First of all, he said, China faces a serious demographic problem: too many men relative to women, given Beijing’s one-child policy. As a result, at the present time, “every year in China will appear two million young men for whom there simply won’t be any brides.”
Second, Volkov continued, China faces what he called “the ‘bicycle problem’” – as along as its economy is growing rapidly, it will be stable, but if the growth rate falls, then China could quickly become unstable, especially because much of its progress so far has depended on extensive rather than intensive forms of development.
And third, he said, China faces the challenge of finding new and stable markets for its goods, something that is increasingly difficult for Beijing to do given the rise of other Asian countries and problems in the American and European economies at the present time.
“If China had only one of these problems, it could solve it,” Volkov argued, but because Beijing must deal with them all together, the Chinese government is going to have difficulties – including unemployment and the resulting social tensions – and some there may see the Russian north as a kind of solution.

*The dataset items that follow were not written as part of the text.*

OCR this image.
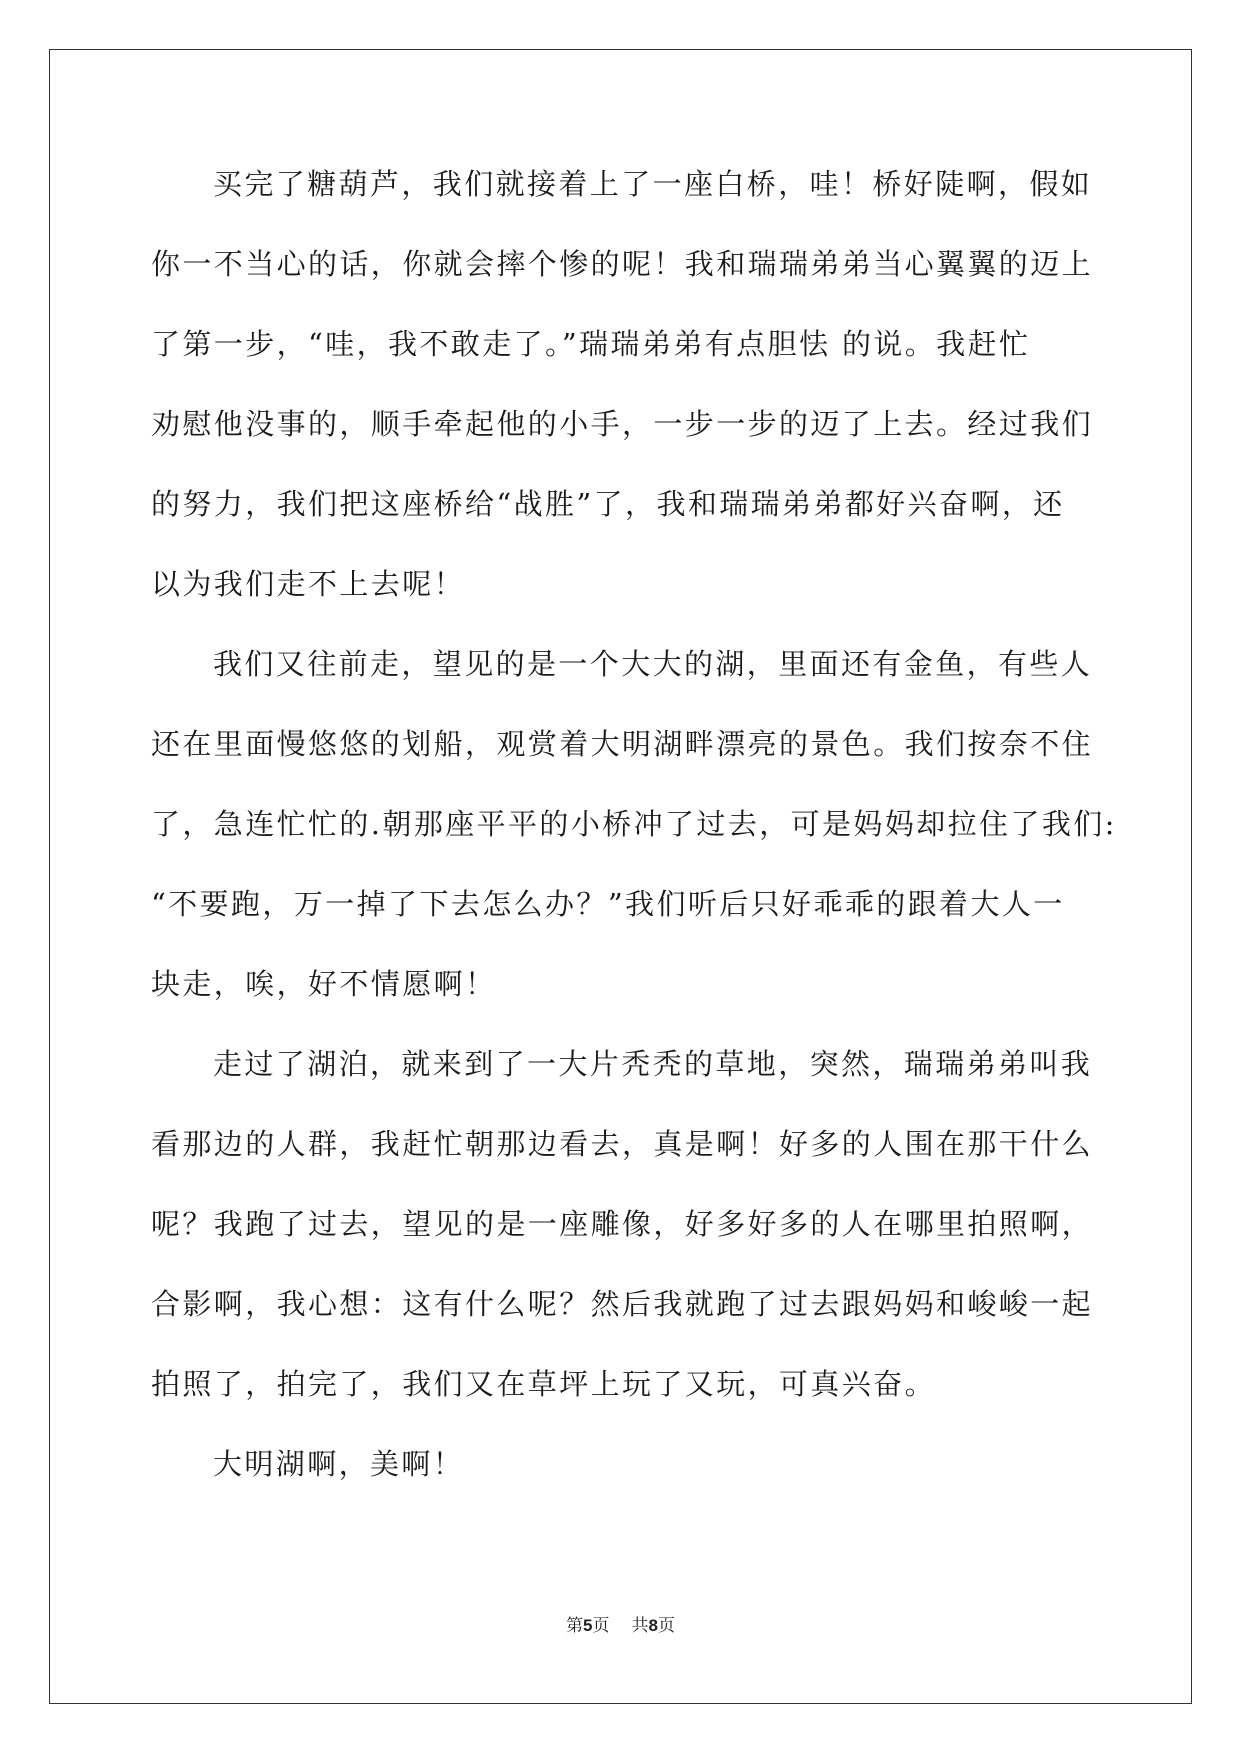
买完了糖葫芦，我们就接着上了一座白桥，哇！桥好陡啊，假如
你一不当心的话，你就会摔个惨的呢！我和瑞瑞弟弟当心翼翼的迈上
了第一步，“哇，我不敢走了。”瑞瑞弟弟有点胆怯 的说。我赶忙
劝慰他没事的，顺手牵起他的小手，一步一步的迈了上去。经过我们
的努力，我们把这座桥给“战胜”了，我和瑞瑞弟弟都好兴奋啊，还
以为我们走不上去呢！
我们又往前走，望见的是一个大大的湖，里面还有金鱼，有些人
还在里面慢悠悠的划船，观赏着大明湖畔漂亮的景色。我们按奈不住
了，急连忙忙的.朝那座平平的小桥冲了过去，可是妈妈却拉住了我们:
“不要跑，万一掉了下去怎么办？”我们听后只好乖乖的跟着大人一
块走，唉，好不情愿啊！
走过了湖泊，就来到了一大片秃秃的草地，突然，瑞瑞弟弟叫我
看那边的人群，我赶忙朝那边看去，真是啊！好多的人围在那干什么
呢？我跑了过去，望见的是一座雕像，好多好多的人在哪里拍照啊，
合影啊，我心想：这有什么呢？然后我就跑了过去跟妈妈和峻峻一起
拍照了，拍完了，我们又在草坪上玩了又玩，可真兴奋。
大明湖啊，美啊！
第5页 共8页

That is all true, Kulekhov agreed, but he noted that “the real number of Chinese migrants in Siberia and Russia” is far lower than many believe. According to him, approximately 500,000 Chinese come to Russia each year – and almost as many go home, for a net increase of only a few thousand at most.
But even Kulekhov noted that the Kremlin’s indifference to a possible military strike by China northward, something unlikely anytime soon but entirely possible in the middle range future, especially because, Volkov added, the United States might stand behind China in such an action.
And consequently, a discussion that was clearly intended to dispel some of the rumors about the Chinese “threat” almost certainly will feed them, another and in many ways far more serious problem in the low-information environment of Vladimir Putin’s Russia than the possibility of a Chinese move into Russian territory.